Pseudo-Labeling for Unsupervised Domain Adaptation with Kernel GLMs
This addresses domain adaptation for kernel GLMs, offering a principled method for scenarios with covariate shift, though it is incremental as it builds on existing pseudo-labeling and model selection techniques.
The paper tackles unsupervised domain adaptation under covariate shift in kernel Generalized Linear Models by proposing a pseudo-labeling framework that leverages labeled source and unlabeled target data to minimize prediction error, achieving consistent performance gains over baselines in experiments.

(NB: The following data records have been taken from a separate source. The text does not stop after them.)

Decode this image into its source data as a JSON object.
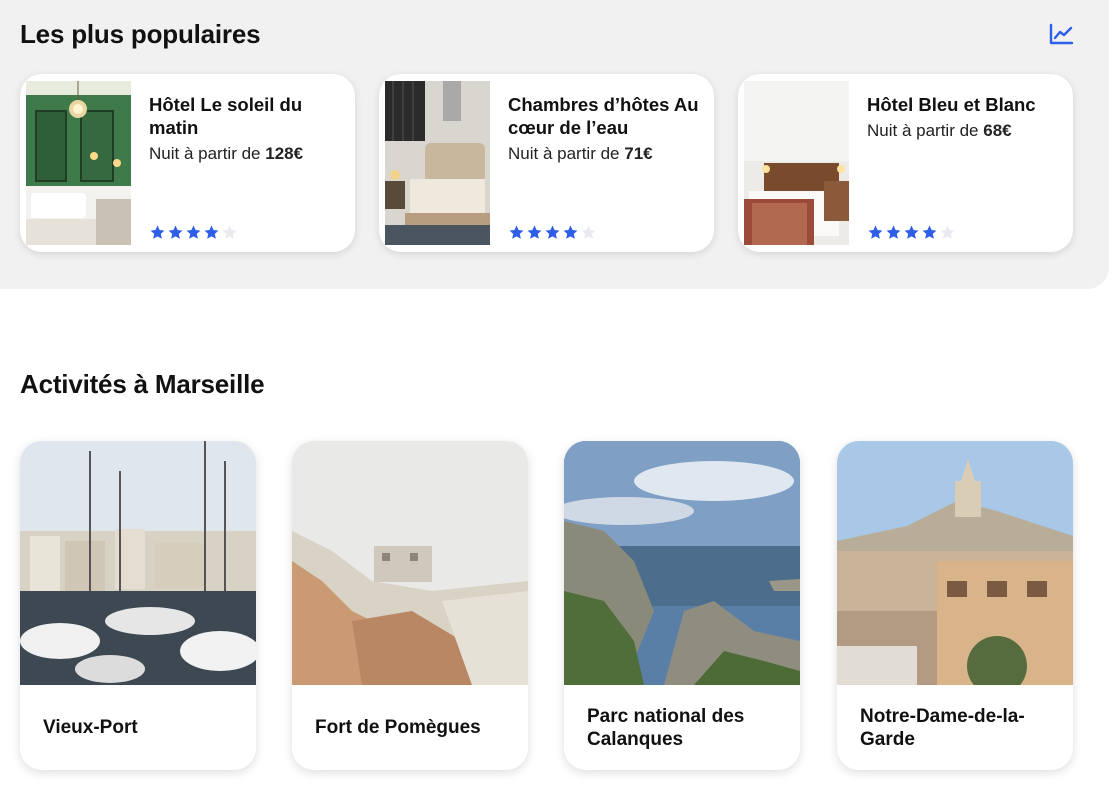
{
  "popular": {
    "title": "Les plus populaires",
    "hotels": [
      {
        "name": "Hôtel Le soleil du matin",
        "price_prefix": "Nuit à partir de ",
        "price_value": "128€",
        "rating": 4,
        "max_rating": 5
      },
      {
        "name": "Chambres d’hôtes Au cœur de l’eau",
        "price_prefix": "Nuit à partir de ",
        "price_value": "71€",
        "rating": 4,
        "max_rating": 5
      },
      {
        "name": "Hôtel Bleu et Blanc",
        "price_prefix": "Nuit à partir de ",
        "price_value": "68€",
        "rating": 4,
        "max_rating": 5
      }
    ]
  },
  "activities": {
    "title": "Activités à Marseille",
    "items": [
      {
        "label": "Vieux-Port"
      },
      {
        "label": "Fort de Pomègues"
      },
      {
        "label": "Parc national des Calanques"
      },
      {
        "label": "Notre-Dame-de-la-Garde"
      }
    ]
  },
  "icons": {
    "trend": "chart-line-icon",
    "star": "star-icon"
  },
  "colors": {
    "accent": "#2f5ee8",
    "section_bg": "#f1f1f1",
    "star_empty": "#e9ebef"
  }
}
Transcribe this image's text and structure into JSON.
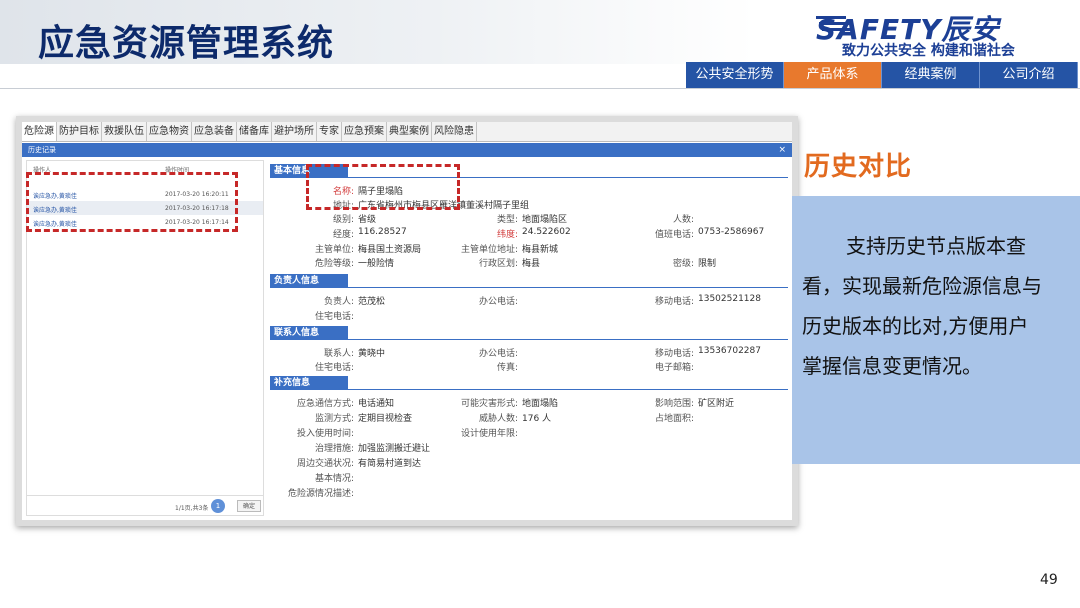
{
  "header": {
    "title": "应急资源管理系统",
    "logo_text": "SAFETY辰安",
    "logo_slogan": "致力公共安全 构建和谐社会",
    "nav": [
      {
        "label": "公共安全形势",
        "active": false
      },
      {
        "label": "产品体系",
        "active": true
      },
      {
        "label": "经典案例",
        "active": false
      },
      {
        "label": "公司介绍",
        "active": false
      }
    ],
    "colors": {
      "title": "#0d2a6b",
      "nav_bg": "#2554a5",
      "nav_active": "#e8792d"
    }
  },
  "screenshot": {
    "tabs": [
      {
        "label": "危险源",
        "active": true
      },
      {
        "label": "防护目标"
      },
      {
        "label": "救援队伍"
      },
      {
        "label": "应急物资"
      },
      {
        "label": "应急装备"
      },
      {
        "label": "储备库"
      },
      {
        "label": "避护场所"
      },
      {
        "label": "专家"
      },
      {
        "label": "应急预案"
      },
      {
        "label": "典型案例"
      },
      {
        "label": "风险隐患"
      }
    ],
    "subbar_label": "历史记录",
    "close_glyph": "×",
    "history": {
      "columns": [
        "操作人",
        "操作时间"
      ],
      "rows": [
        {
          "user": "诶应急办,黄琐佳",
          "time": "2017-03-20 16:20:11"
        },
        {
          "user": "诶应急办,黄琐佳",
          "time": "2017-03-20 16:17:18"
        },
        {
          "user": "诶应急办,黄琐佳",
          "time": "2017-03-20 16:17:14"
        }
      ],
      "pager_text": "1/1页,共3条",
      "page": "1",
      "go_label": "确定"
    },
    "sections": {
      "basic": "基本信息",
      "owner": "负责人信息",
      "contact": "联系人信息",
      "extra": "补充信息"
    },
    "basic": {
      "name_label": "名称:",
      "name": "隔子里塌陷",
      "address_label": "地址:",
      "address": "广东省梅州市梅县区雁洋镇董溪村隔子里组",
      "level_label": "级别:",
      "level": "省级",
      "category_label": "类型:",
      "category": "地面塌陷区",
      "people_label": "人数:",
      "people": "",
      "lon_label": "经度:",
      "lon": "116.28527",
      "lat_label": "纬度:",
      "lat": "24.522602",
      "duty_label": "值班电话:",
      "duty": "0753-2586967",
      "dept_label": "主管单位:",
      "dept": "梅县国土资源局",
      "dept_addr_label": "主管单位地址:",
      "dept_addr": "梅县新城",
      "risk_label": "危险等级:",
      "risk": "一般险情",
      "region_label": "行政区划:",
      "region": "梅县",
      "secret_label": "密级:",
      "secret": "限制"
    },
    "owner": {
      "name_label": "负责人:",
      "name": "范茂松",
      "office_label": "办公电话:",
      "office": "",
      "mobile_label": "移动电话:",
      "mobile": "13502521128",
      "home_label": "住宅电话:",
      "home": ""
    },
    "contact": {
      "name_label": "联系人:",
      "name": "黄晓中",
      "office_label": "办公电话:",
      "office": "",
      "mobile_label": "移动电话:",
      "mobile": "13536702287",
      "home_label": "住宅电话:",
      "home": "",
      "fax_label": "传真:",
      "fax": "",
      "email_label": "电子邮箱:",
      "email": ""
    },
    "extra": {
      "comm_label": "应急通信方式:",
      "comm": "电话通知",
      "disaster_label": "可能灾害形式:",
      "disaster": "地面塌陷",
      "range_label": "影响范围:",
      "range": "矿区附近",
      "monitor_label": "监测方式:",
      "monitor": "定期目视检查",
      "threat_label": "威胁人数:",
      "threat": "176 人",
      "area_label": "占地面积:",
      "area": "",
      "start_label": "投入使用时间:",
      "start": "",
      "life_label": "设计使用年限:",
      "life": "",
      "measure_label": "治理措施:",
      "measure": "加强监测搬迁避让",
      "traffic_label": "周边交通状况:",
      "traffic": "有简易村道到达",
      "basic_label": "基本情况:",
      "basic": "",
      "desc_label": "危险源情况描述:",
      "desc": ""
    }
  },
  "right_panel": {
    "title": "历史对比",
    "text": "支持历史节点版本查看，实现最新危险源信息与历史版本的比对,方便用户掌握信息变更情况。",
    "title_color": "#e26a1f",
    "box_color": "#a9c4e8"
  },
  "page_number": "49"
}
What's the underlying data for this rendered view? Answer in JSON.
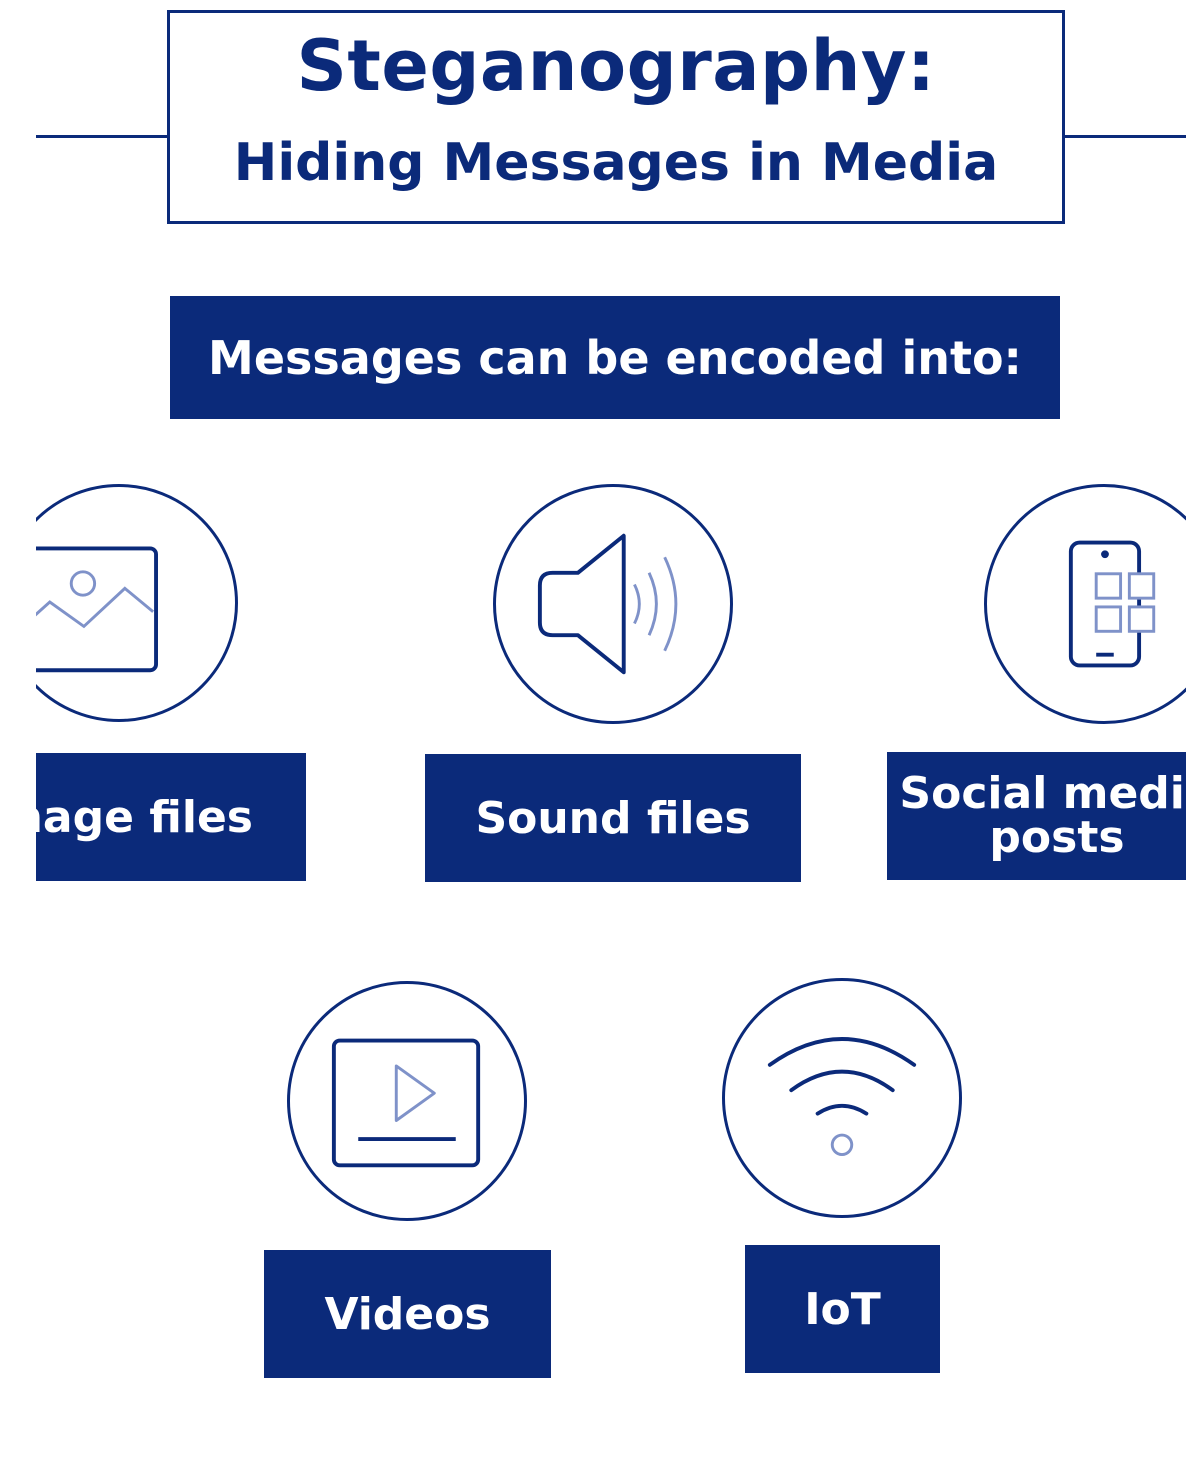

We propose a principled framework for unsupervised domain adaptation under covariate shift in kernel Generalized Linear Models (GLMs), encompassing kernelized linear, logistic, and Poisson regression with ridge regularization. Our goal is to minimize prediction error in the target domain by leveraging labeled source data and unlabeled target data, despite differences in covariate distributions. We partition the labeled source data into two batches: one for training a family of candidate models, and the other for building an imputation model. This imputation model generates pseudo-labels for the target data, enabling robust model selection. We establish non-asymptotic excess-risk bounds that characterize adaptation performance through an "effective labeled sample size", explicitly accounting for the unknown covariate shift. Experiments on synthetic and real datasets demonstrate consistent performance gains over source-only baselines.